The Financial Conduct Authority (FCA) has indicated that it intends to increase its supervisory focus on the application of the senior managers and certification regime (SMCR) conduct rules.
The FCA has published the findings of a review into how successfully the SMCR is embedded into the banking sector.
The results of this review will be of interest to firms in the banking sector as well as all other financial services firms to which the regime applies or will apply from 9 December 2019.
What does this mean?
The purpose of the review was for the FCA to understand whether there are any issues that warrant more focus from firms and the FCA. The FCA indicates that it will increase its supervisory focus on the conduct rules.
What did the FCA find?
The FCA interviewed 45 people at 15 banking sector firms, as well as trade associations, the Banking Standards Board, the FCA and the Prudential Regulation Authority. The FCA concludes that the industry has made a concerted effort to implement the regime and is moving away from basic rules-based compliance towards embedding the regime throughout organisations. Following concerns raised in interviews, the FCA reiterates:
- that it does not expect non-executive directors to act more like executive directors.
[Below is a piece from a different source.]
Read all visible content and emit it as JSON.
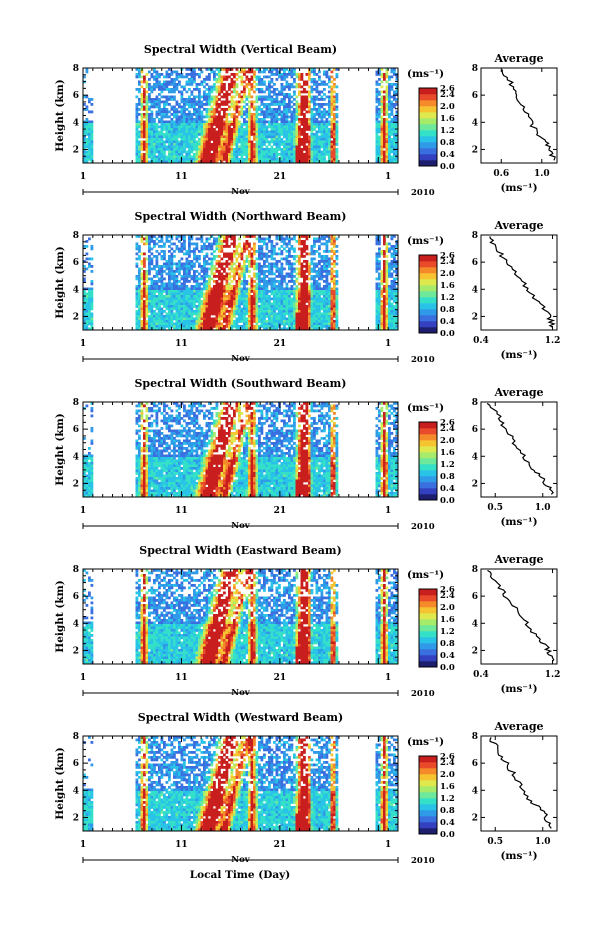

However, it recognises that, especially in larger firms, the responsibilities of non-executive directors carrying out senior manager functions will often be considerable; and
- the importance of senior managers nurturing a healthy culture in an organisation.
While the FCA found evidence that: (a) processes and controls on approvals of new products and businesses have been tightened, potentially leading to firms being more risk averse around innovation initiatives; and (b) there is some evidence of recruitment challenges for candidates considering a senior manager or certification role, the FCA does not think that these potentially adverse consequences are of concern.
Not everything is so positive though. The FCA notes that most firms questioned under its review could not demonstrate the effectiveness of their assessment of certification staff and the regime for the ongoing evaluation of certification staff and their managers.
The FCA also observes that the evidence from its review suggests that firms do not always sufficiently tailor their conduct rules training to particular staff’s job roles.
In addition, the FCA notes that further progress in implementing the regime is necessary below manager level – that is, at the level of certification staff and conduct rules staff generally.
The majority of firms interviewed by the FCA felt that the industry had some way to go to improve the quality and timeliness of regulatory references. These are required to try to address the potential issue of "rolling bad apples" and the FCA is likely to watch compliance in this area closely. In particular, the FCA also observed that firms are not always consistent in recording breaches of the Conduct Rules, which is something that could affect the accuracy of regulatory references when they are given.
What happens now?
The FCA intends to increase its supervisory focus on the conduct rules. It expects all SMCR firms to ensure that they are embedding the conduct rules in their businesses, including in building on the links between the SMCR and a firm's culture.
Firms already subject to the SMCR should review their existing practices with a view to making improvements (where necessary) in light of the FCA's findings.
Firms that will be subject to the SMCR from December should take heed of this input. For example, they should ensure that training on the SMCR for staff is sufficiently tailored and enables staff to explain what a conduct breach looks like in the context of their area of that particular business.